この本、このタイトル、この表紙。直感しました。
あ、この人、めんどくさい人だ。ネチネチタイプだ。重箱の隅大好きマンだーーーっ!
購入。そういう人好きなんです。
著者はサブカルチャー論でも有名な劇作家・宮沢章夫さん。後に読んだエッセイも面白かったです。
この本は、速読なんてクソ喰らえ、脱線・誤読バンザイ。世の「読書術」本にケンカを売った「読書術」本!うわぁー楽しそう。
11年かけて読む
課題本は横光利一の『機械』。この本の巻末にも『機械』が収録されていますが、せいぜい40ページほどの短編です。これをできるだけ時間をかけて読んでみましたので、感想を書きます。そんな本書。
時間をかけるってどのくらい?
11年と数ヶ月。
うわー極端。でも宮沢章夫のエッセイを読んだ人なら分かりますが、まあこんな人なんです。
著者が11年かけて読んだ『機械』の解釈をまとめたこの本、その年数だけあって、マジで1行1行全てに触れていきます。
クレイジーな解釈
意識していつものペースより遅く読む。
すると、いつもの速度じゃ見えなかったフィクションの背景が見えるんです。あれもこれも気になって、深く掘り下げて、自分の解釈を固めていく。
宮沢さんのこの作業はとても新奇で鋭く、そして楽しそう。
たとえば。
『機械』のなかで、「私」が同僚に暴力をふるわれ、「私はそのままいつまでも倒れていた」と書かれる場面があります。
宮沢章夫さんは「いつまでも」の時間に引っかかるわけです。どのくらいだろう?
本人が言うのだからこれはしょうがない。「いつまでも」は「いつまでも」であって、そう書かれた以上、三日ぐらいは倒れていたと考えるべきだ。
うん?まあ、いや確かに、いや、? ええ?
まあ常識的にはありえない訳ですが、でもそんな読み方をしてはいけないなんてルールはないし。フィクションだし。いやぁでも?
さらにちょっと読み進めれば、「この語り手ちょっとおかしいとこあるし、この人だけ時間軸ズレてんじゃない?」とまでいう始末。もう無茶苦茶だけど、フィクションである以上そう解釈してはいけないなんてことも無くて。
普通の速度で読んでたらこんな「いつまでも」にこだわる事はないけれど、一文字一文字読んでみると気になってくる。今まで読んできた小説のなかにも、きっと見逃した宝石が沢山あるんでしょう。
そして、この本から学んだ大きなことは、「自由によむ」ということ。
「小説の解釈は人それぞれ」なんて言葉はよく聞きますが、それが身に染みた本書でした。「いつまでも寝てたって言ってんだからいつまでも寝てたんだろう」なんて解釈もアリなんだし。

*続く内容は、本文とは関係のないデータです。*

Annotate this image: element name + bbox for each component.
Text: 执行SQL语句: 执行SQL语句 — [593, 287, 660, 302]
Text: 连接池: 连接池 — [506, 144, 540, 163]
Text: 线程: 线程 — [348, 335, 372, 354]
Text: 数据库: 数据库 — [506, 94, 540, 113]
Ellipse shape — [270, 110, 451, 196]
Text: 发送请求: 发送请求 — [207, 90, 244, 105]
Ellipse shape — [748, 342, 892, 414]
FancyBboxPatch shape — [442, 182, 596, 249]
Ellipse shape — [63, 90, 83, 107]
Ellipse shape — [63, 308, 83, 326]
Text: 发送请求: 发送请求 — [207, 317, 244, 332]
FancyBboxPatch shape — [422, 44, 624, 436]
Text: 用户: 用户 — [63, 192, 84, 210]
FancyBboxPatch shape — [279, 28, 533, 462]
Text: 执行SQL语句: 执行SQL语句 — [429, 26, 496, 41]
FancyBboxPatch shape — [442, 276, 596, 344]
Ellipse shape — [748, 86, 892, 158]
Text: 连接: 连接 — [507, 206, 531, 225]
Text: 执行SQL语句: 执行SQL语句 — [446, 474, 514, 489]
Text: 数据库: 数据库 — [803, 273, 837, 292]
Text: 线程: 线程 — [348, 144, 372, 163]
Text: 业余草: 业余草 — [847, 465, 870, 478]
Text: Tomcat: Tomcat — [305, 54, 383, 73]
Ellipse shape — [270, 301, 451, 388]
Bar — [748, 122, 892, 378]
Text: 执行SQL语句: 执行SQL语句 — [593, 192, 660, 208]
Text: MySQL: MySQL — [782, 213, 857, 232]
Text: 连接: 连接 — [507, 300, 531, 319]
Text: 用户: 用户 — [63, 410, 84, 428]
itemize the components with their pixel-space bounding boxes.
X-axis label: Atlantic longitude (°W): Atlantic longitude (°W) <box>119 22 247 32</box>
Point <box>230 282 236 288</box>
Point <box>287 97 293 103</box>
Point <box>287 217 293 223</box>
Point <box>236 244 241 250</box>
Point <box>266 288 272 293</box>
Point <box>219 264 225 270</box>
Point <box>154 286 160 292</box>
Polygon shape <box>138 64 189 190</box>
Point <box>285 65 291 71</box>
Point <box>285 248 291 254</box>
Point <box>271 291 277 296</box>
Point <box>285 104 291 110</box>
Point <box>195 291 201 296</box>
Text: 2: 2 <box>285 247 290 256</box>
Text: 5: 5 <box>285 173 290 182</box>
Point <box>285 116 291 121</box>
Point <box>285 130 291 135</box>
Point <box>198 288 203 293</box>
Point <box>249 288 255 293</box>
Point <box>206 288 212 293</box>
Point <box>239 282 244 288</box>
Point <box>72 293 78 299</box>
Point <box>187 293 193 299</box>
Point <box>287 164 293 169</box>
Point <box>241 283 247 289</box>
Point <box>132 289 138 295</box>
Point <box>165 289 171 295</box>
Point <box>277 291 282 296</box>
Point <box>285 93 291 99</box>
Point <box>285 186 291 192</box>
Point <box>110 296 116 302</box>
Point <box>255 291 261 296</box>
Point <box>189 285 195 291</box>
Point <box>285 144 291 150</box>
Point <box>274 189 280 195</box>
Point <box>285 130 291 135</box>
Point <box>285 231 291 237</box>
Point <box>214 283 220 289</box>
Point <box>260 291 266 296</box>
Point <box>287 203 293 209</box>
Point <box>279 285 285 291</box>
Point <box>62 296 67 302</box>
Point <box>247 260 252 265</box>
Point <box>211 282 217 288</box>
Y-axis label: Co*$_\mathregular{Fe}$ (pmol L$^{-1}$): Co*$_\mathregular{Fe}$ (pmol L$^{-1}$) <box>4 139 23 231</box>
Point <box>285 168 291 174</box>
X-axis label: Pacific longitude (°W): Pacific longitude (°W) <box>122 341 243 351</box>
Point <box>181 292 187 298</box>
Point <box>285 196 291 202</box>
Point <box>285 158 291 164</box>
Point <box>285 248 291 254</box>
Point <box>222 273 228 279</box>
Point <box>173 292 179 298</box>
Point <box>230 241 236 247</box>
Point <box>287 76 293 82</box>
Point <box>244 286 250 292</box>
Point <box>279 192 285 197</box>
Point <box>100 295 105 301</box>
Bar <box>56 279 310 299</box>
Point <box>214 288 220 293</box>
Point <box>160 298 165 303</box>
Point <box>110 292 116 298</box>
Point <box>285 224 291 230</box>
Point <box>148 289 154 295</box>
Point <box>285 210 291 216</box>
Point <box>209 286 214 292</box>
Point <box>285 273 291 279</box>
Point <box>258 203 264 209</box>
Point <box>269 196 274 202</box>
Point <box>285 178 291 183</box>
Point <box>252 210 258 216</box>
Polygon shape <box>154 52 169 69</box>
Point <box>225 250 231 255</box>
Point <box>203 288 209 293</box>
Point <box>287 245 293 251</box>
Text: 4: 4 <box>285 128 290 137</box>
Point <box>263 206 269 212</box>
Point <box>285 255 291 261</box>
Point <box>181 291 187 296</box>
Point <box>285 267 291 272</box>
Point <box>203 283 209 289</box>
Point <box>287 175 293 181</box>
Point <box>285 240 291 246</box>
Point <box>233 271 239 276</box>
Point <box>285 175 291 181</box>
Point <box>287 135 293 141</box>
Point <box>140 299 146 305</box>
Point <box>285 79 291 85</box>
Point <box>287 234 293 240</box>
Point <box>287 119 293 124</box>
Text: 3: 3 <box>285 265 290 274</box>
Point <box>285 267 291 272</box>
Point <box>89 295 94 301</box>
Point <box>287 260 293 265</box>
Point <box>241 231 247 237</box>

僕にはその解釈はできません。きっとひねくれた著者がノロノロと読んだからこその解釈でしょう。
恐らく、小説を読むということは作者と読者の共同作業なんだと思います。作者が提示した「素材」を、それぞれ異なる経験や価値観、能力を持った読者が噛み砕く。そこに「誤読」なんてものは無い。
もっと自由に小説を読んでもいいのかも。そう感じた一冊でした。